We have made the same calculation for ClC-2 current. In this case, the comparison between the ClC-2 current after O3 exposure (IClC-2 + IClC-2(O3)) and the basal IClC-2, clarifies what observed (Fig. 4b): the inward part of the current is very marginally influenced by the action of O3, while the outward part has a slight increase. This effect is not sufficient to compensate for the loss of efficacy of ORCC channels in O3-treated and ANO6 silenced cells and to make the total current significantly different from control.

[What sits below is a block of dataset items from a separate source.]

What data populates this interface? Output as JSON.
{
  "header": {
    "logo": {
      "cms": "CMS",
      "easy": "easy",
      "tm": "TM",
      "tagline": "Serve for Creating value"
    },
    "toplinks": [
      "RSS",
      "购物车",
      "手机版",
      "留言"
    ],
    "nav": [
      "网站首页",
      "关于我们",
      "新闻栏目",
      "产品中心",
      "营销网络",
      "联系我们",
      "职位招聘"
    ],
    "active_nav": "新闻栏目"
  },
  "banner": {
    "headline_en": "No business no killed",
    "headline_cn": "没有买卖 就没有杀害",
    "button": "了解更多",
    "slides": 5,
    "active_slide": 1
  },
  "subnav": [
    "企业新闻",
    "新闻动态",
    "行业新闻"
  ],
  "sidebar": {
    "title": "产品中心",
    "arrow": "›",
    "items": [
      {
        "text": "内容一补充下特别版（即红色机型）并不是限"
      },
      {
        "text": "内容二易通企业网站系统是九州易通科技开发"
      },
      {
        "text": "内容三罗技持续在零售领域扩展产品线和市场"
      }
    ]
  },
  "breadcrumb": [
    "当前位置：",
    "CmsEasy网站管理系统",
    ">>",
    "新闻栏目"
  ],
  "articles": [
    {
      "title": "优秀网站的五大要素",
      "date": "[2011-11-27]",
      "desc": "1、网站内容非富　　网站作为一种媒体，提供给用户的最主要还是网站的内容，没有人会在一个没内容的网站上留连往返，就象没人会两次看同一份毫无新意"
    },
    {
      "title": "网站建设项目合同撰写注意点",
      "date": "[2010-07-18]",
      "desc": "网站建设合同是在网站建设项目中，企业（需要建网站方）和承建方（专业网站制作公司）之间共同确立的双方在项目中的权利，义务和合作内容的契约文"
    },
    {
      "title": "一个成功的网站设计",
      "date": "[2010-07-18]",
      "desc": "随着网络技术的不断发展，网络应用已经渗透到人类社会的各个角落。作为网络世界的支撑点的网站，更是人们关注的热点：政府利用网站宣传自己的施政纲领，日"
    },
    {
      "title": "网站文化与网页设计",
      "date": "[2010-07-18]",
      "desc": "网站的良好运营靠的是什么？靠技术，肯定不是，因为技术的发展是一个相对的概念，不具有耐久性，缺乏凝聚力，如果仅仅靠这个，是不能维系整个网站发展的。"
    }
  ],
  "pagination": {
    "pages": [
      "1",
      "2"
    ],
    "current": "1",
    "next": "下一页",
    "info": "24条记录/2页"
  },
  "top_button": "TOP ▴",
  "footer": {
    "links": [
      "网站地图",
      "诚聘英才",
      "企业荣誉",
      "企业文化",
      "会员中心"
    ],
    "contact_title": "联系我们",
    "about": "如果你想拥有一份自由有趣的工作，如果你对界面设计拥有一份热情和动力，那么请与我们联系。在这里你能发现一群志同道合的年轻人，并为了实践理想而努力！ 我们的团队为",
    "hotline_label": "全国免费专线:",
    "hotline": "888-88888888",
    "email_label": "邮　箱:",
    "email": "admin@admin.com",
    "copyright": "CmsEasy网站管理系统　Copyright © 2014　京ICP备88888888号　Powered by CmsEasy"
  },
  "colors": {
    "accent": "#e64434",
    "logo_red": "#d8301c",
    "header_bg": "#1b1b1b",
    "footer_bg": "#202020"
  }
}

Finally, to verify the correctness of our mathematical deductions, we reconstructed according to the procedure indicated in the results, the total current expressed by the cells when they are treated with O3 (Itot(O3) calculated) and we compared it with the experimental curve Itot(O3).

These results show that our approach is able to identify the contribution of the different channel types to the total experimental current in an accurate and precise way.

Given the importance of the Clcurrent in pulmonary alveolar cells, it becomes fundamental to know the contribution of the different types of channels to the membrane current in physiological and oxidative stress conditions. In fact, the unbalance of the chloride ions distribution leads to diseases such as cystic fibrosis (Mall and Galietta 2015) where the CFTR channel/transporter is defective. Therefore, becomes very important to find drugs able to rebalance the distribution of chloride ions, acting on the non-defective chloride channels.